NHS England To Commission Mechanical Thrombectomy For Stroke Treatment

The National Health Service (NHS) in England will soon be commissioning mechanical thrombectomy services at 24 neuro centers around the country, which is expected to expand access to over 8,000 NHS patients in the coming years. According to researchers, this “game-changing” technology can open up blocked blood vessels 80-90 percent of the time, compared with the 30 percent rate offered by pharmaceutical intervention alone.
Mechanical thrombectomy is a minimally invasive procedure wherein an interventional neuroradiologist inserts a catheter, usually beginning at the groin, guides it through the patient’s arteries to where a blood clot is blocking blood flow, and then uses a stent to retrieve the clot. If the treatment is applied within 6 hours of symptom onset, research has shown that the chances of survival and quality of life recovery are significantly improved.
Currently, only one neurocenter in the UK is equipped with specialists capable of offering round-the-clock acute stroke intervention using this procedure. Jeremy Madigan, consultant diagnostic and interventional neuroradiologist at St. George’s University Hospital, said that patients with acute stroke require a range of possible interventions, and expanding access to mechanical thrombectomy “radically improves” options available to NHS clinicians.
NHS is currently evaluating 24 neurocenters across the country, assessing what additional staffing and equipment will be required before they are capable of offering this advanced service. Though an initial investment is necessary, NHS Chief Executive Simon Stevens believes the long-term cost-savings will drive value for taxpayers and NHS patients.
France and Germany already perform between 3,500 and 7,500 of these procedures per year, but despite capabilities in the U.K., only an estimated 600 patients benefit from the treatment annually, reported The Guardian.
“This major national upgrade to stroke services puts the NHS at the leading edge of stroke care internationally,” said Stevens. “It’s another practical example of the NHS quietly expanding innovative modern care that will really benefit patients, but which tends to be invisible in the public debate about the NHS.”
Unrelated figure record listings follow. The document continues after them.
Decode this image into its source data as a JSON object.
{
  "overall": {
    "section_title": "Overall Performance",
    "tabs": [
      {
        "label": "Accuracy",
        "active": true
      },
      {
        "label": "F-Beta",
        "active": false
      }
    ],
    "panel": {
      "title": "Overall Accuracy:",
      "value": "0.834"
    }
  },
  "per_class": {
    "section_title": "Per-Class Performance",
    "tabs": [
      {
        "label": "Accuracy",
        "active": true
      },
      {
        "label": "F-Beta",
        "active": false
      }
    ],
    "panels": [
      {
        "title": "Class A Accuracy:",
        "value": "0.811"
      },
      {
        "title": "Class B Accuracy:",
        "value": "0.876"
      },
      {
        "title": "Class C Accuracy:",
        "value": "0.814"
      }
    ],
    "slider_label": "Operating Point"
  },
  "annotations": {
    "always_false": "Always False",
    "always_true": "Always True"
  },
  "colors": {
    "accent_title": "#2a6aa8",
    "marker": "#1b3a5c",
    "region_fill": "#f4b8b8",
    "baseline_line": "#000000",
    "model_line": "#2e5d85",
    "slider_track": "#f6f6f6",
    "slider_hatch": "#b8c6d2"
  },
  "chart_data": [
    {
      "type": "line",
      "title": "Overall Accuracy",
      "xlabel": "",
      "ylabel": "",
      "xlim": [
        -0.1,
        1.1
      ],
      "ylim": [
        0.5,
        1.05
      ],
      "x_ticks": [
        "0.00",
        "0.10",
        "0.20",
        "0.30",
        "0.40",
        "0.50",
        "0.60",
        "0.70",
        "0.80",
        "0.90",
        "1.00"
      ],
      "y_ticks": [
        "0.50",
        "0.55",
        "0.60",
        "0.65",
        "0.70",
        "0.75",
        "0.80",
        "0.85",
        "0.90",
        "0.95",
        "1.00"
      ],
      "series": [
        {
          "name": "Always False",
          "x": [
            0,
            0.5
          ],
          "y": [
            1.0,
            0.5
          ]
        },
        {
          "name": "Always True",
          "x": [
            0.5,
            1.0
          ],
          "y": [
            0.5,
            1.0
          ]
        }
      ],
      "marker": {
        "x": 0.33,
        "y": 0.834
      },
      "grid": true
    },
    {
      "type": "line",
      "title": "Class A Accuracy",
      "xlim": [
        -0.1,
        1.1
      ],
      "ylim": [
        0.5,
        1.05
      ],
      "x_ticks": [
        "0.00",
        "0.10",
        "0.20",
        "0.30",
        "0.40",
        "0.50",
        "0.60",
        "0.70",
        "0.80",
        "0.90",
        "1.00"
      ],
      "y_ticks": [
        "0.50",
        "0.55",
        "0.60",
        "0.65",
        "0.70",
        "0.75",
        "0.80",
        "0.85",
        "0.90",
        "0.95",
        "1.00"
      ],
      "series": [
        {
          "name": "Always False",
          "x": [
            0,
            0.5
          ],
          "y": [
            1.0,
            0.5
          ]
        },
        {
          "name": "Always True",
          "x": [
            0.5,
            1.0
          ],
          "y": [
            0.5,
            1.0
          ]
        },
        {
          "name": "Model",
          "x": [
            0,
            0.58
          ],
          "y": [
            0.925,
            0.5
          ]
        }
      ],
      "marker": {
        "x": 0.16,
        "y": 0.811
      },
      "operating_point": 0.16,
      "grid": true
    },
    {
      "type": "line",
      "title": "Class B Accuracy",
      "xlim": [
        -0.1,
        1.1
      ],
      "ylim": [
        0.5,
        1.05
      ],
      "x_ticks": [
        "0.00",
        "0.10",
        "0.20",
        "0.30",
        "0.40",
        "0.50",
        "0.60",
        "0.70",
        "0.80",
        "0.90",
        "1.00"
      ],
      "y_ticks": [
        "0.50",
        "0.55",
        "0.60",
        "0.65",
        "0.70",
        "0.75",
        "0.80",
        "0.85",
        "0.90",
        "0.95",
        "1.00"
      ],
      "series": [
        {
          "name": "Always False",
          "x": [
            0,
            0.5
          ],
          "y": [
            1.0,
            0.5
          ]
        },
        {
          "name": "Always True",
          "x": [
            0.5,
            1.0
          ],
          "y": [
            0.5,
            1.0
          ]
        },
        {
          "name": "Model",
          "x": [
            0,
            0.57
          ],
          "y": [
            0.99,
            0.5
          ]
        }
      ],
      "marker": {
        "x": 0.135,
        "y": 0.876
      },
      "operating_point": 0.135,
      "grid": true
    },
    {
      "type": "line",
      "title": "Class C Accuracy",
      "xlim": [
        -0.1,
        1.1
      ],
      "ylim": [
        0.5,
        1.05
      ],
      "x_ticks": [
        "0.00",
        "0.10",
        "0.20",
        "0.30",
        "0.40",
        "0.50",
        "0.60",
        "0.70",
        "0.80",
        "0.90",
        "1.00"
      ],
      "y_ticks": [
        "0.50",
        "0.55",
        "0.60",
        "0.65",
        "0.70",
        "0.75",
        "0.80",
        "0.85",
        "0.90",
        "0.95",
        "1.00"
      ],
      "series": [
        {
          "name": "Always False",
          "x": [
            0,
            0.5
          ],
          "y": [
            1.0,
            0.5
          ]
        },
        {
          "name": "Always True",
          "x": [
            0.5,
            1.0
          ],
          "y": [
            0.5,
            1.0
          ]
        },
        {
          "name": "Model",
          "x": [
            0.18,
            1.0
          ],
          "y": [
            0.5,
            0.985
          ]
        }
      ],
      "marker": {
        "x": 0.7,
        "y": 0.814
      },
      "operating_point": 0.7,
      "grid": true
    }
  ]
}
Upgrading acute stroke care is one of the measures included in the NHS’s “Five Year Forward” plan, which aims to drive modernization, but Juliet Bouverie, chief executive of Stroke Association, warned that instituting the “game changing” treatment country wide, and increasing the number of professionals trained in the “complicated procedure,” will take time.
In the U.S., ischemic strokes represent 87 percent of the 795,000 strokes experienced by Americans each year and are a leading cause of long-term disability, according to the Centers for Disease Control and Prevention (CDC). Strokes and their related disabilities cost the U.S. healthcare system and economy approximately $34 billion each year.
Related, the FDA recently expanded indications for Stryker’s clot-retrieving technology, Trevo, to be used alongside clot-dissolving medication. The FDA considered as part of its decision clinical data that showed the combined therapies further reduced the risk of life-long disabilities caused by ischemic stroke.